Parliamo di una recente conferenza stampa online, con il consigliere di Stato del Partito Comunista Cinese (Pcc) e ministro degli Esteri Wang Yi, che ha avuto luogo il 7 marzo. Il funzionario del governo si è seduto con i rappresentanti dei media cinesi e stranieri per rispondere alle domande sull’approccio della Cina alle relazioni internazionali, in particolare sull’escalation della situazione in Ucraina.

Le risposte di Wang alle varie domande hanno contribuito a chiarire ulteriormente come la Cina interpreta gli eventi in Ucraina e la conseguente posizione di Pechino nella comunità globale in tempi di crisi internazionali, ma anche quale è il suo approccio generale alla politica estera in un ordine globale in evoluzione.

«Il mondo sta diventando multipolare: l’unilateralismo e l’egemonismo saranno sostituiti da una maggiore democrazia nelle relazioni internazionali», ha sostenuto Wang, in risposta a una domanda posta da un giornalista della testata giapponese Kyodo News.

Poi ha proseguito: «Le alleanze della guerra fredda e il confronto geopolitico hanno perso da tempo il sostegno della gente. Questa è la tendenza inevitabile della storia».

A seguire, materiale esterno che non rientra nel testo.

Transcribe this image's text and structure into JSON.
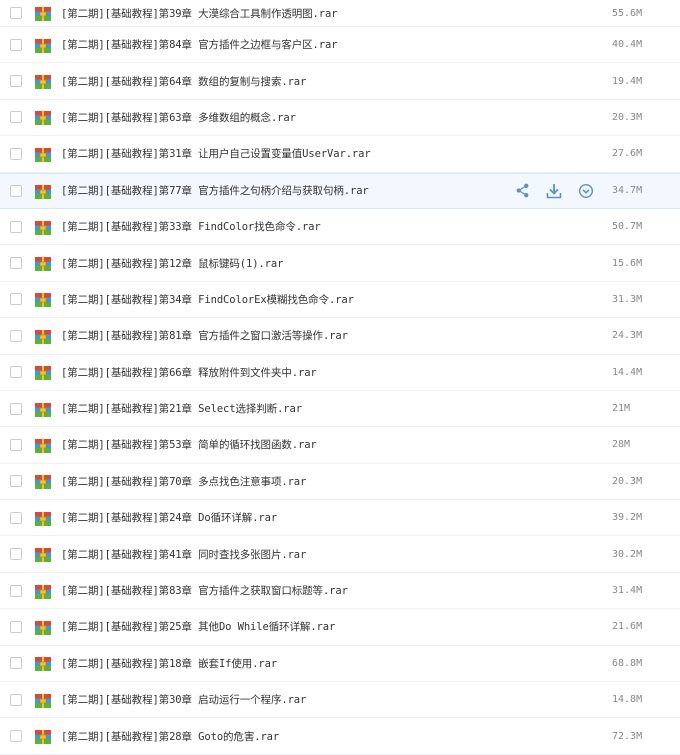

La risposta di Wang suona molto simile al ritornello comune e ridondante di Pechino sulla sua posizione in merito alla situazione Russia-Ucraina, che prevede il sostegno a una risoluzione diplomatica e alla sovranità nazionale, così come la condanna esplicita degli Stati Uniti e del loro disinteresse per le considerazioni di sicurezza degli altri Paesi.

Ciò che è ancora più importante è il contesto in cui Wang ha fatto tale dichiarazione: la risposta in realtà è arrivata a una domanda su come Pechino veda la sua relazione con Tokyo in una nuova era di relazioni Cina-Giappone (in qualche modo) normalizzate.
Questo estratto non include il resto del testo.